L’ambizione è quella di divenire il tramite esclusivo tra le ancestrali maison ostricoltrici e l’ambiente gastronomico nazionale, aggiungendo all’elite delle selezioni di ostriche un tocco di eleganza e savoir-fare made in italy, un innovativo concetto per elevare le proposte gastronomiche-culturali dell’alta ristorazione e valorizzare gli eventi con occhio di riguardo ai dettagli di immagine.

Un insieme di professionalità provenienti dalla ristorazione e dalla comunicazione, unite per tracciare una netta separazione nella divulgazione dei sapori delle ostriche, capaci di emozionare i palati ed elevare i momenti conviviali.

Come la piccola alga, la NavicolaBlue, rende preziose le ostriche più suggestive, le “Verte Label Rouge”, così noi, unendo passione enogastronomica, eleganza e savoir-fare, vogliamo donare un tocco di unicità nel trasmettere il fascino delle ostriche.

Vincenzo Supino

“Partenopeo e in parte cosmopolita” parafrasando il grande Totò evidenzio il mio essere nato lontano dal Vesuvio, ma cresciuto nella perla del mediterraneo e sopratutto affascinato dal varcare i confini geografici e culturali.

Tra i tanti “dire” e i tanti “fare”, ho scelto di seguire la passione per le ostriche, e posso ritenermi abbastanza fortunato, visto che le perle del mare e tutto quello che può circondare una pietanza cosi preziosa, mi affascina tanto e potercisi dedicare giorno per giorno, mi rende la vita davvero poco noiosa.

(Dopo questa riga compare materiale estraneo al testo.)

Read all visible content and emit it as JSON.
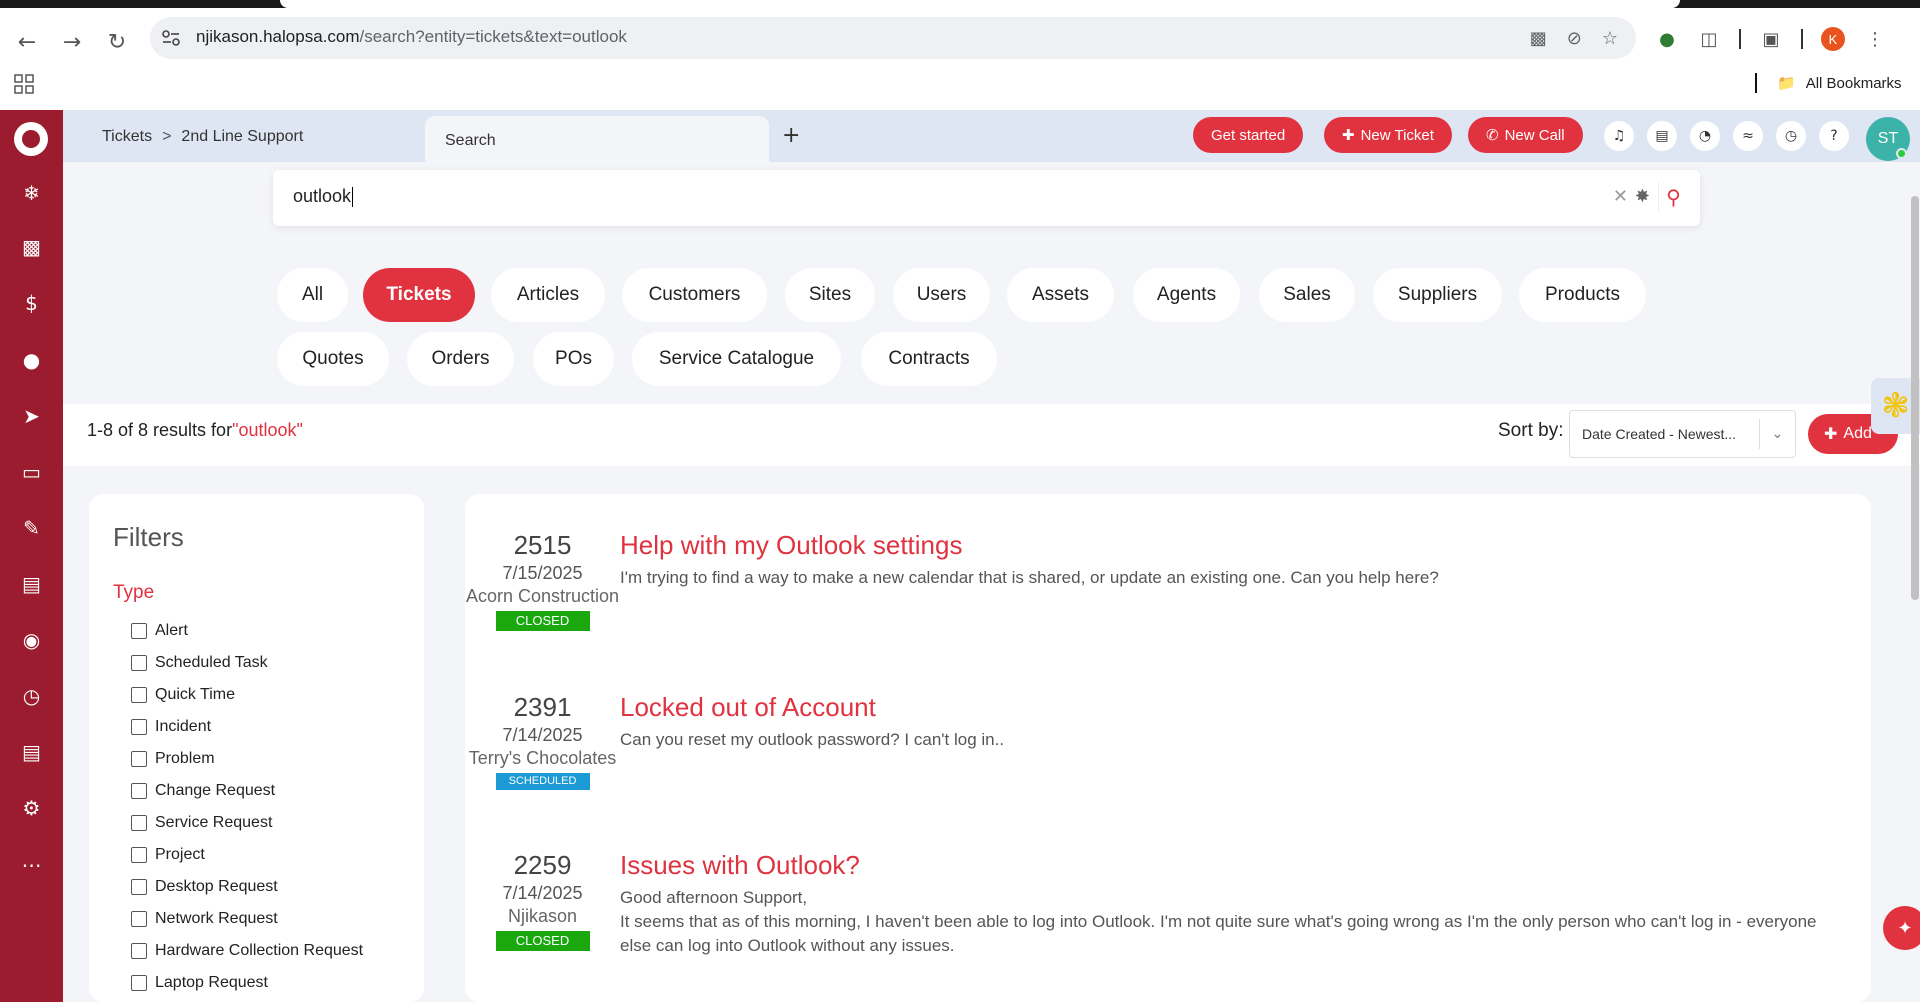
{
  "browser": {
    "url_host": "njikason.halopsa.com",
    "url_path": "/search?entity=tickets&text=outlook",
    "profile_initial": "K",
    "bookmarks_label": "All Bookmarks"
  },
  "header": {
    "breadcrumb": [
      "Tickets",
      "2nd Line Support"
    ],
    "tab_label": "Search",
    "get_started": "Get started",
    "new_ticket": "New Ticket",
    "new_call": "New Call",
    "avatar_initials": "ST"
  },
  "search": {
    "value": "outlook"
  },
  "chips": {
    "row1": [
      "All",
      "Tickets",
      "Articles",
      "Customers",
      "Sites",
      "Users",
      "Assets",
      "Agents",
      "Sales",
      "Suppliers",
      "Products"
    ],
    "row2": [
      "Quotes",
      "Orders",
      "POs",
      "Service Catalogue",
      "Contracts"
    ],
    "active": "Tickets"
  },
  "results_bar": {
    "count_text": "1-8 of 8 results for",
    "query_text": "\"outlook\"",
    "sort_label": "Sort by:",
    "sort_value": "Date Created - Newest...",
    "add_label": "Add"
  },
  "filters": {
    "title": "Filters",
    "section": "Type",
    "options": [
      "Alert",
      "Scheduled Task",
      "Quick Time",
      "Incident",
      "Problem",
      "Change Request",
      "Service Request",
      "Project",
      "Desktop Request",
      "Network Request",
      "Hardware Collection Request",
      "Laptop Request"
    ]
  },
  "tickets": [
    {
      "id": "2515",
      "date": "7/15/2025",
      "customer": "Acorn Construction",
      "status": "CLOSED",
      "title": "Help with my Outlook settings",
      "description": "I'm trying to find a way to make a new calendar that is shared, or update an existing one. Can you help here?"
    },
    {
      "id": "2391",
      "date": "7/14/2025",
      "customer": "Terry's Chocolates",
      "status": "SCHEDULED",
      "title": "Locked out of Account",
      "description": "Can you reset my outlook password? I can't log in.."
    },
    {
      "id": "2259",
      "date": "7/14/2025",
      "customer": "Njikason",
      "status": "CLOSED",
      "title": "Issues with Outlook?",
      "description": "Good afternoon Support,\nIt seems that as of this morning, I haven't been able to log into Outlook. I'm not quite sure what's going wrong as I'm the only person who can't log in - everyone else can log into Outlook without any issues."
    }
  ]
}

Come si può capire però la passione/lavoro per le ostriche mi è sfuggita di mano, dalla semplice apertura del frutto sono giunto addirittura ad ambire al ruolo di ambasciatore delle degustazioni di ostriche, che di per se dice ben poco, considerando che in giro non se ne sa molto della consistenza, dei sapori, delle persistenze .. .e delle…

e proprio qui che casca l’asino, qualcuno lo dovrà pur far sto mestiere, qualche giovane leva (perché di maestri ce ne sono) ci deve pur provare a trasmettere ai degustatori, che le tantissime tipologie di Ostriche hanno un valore gastronomico differenziante quasi quanto gli Champagne: differenza territoriale, stagionale, disciplinare, cura ancestrale delle maison.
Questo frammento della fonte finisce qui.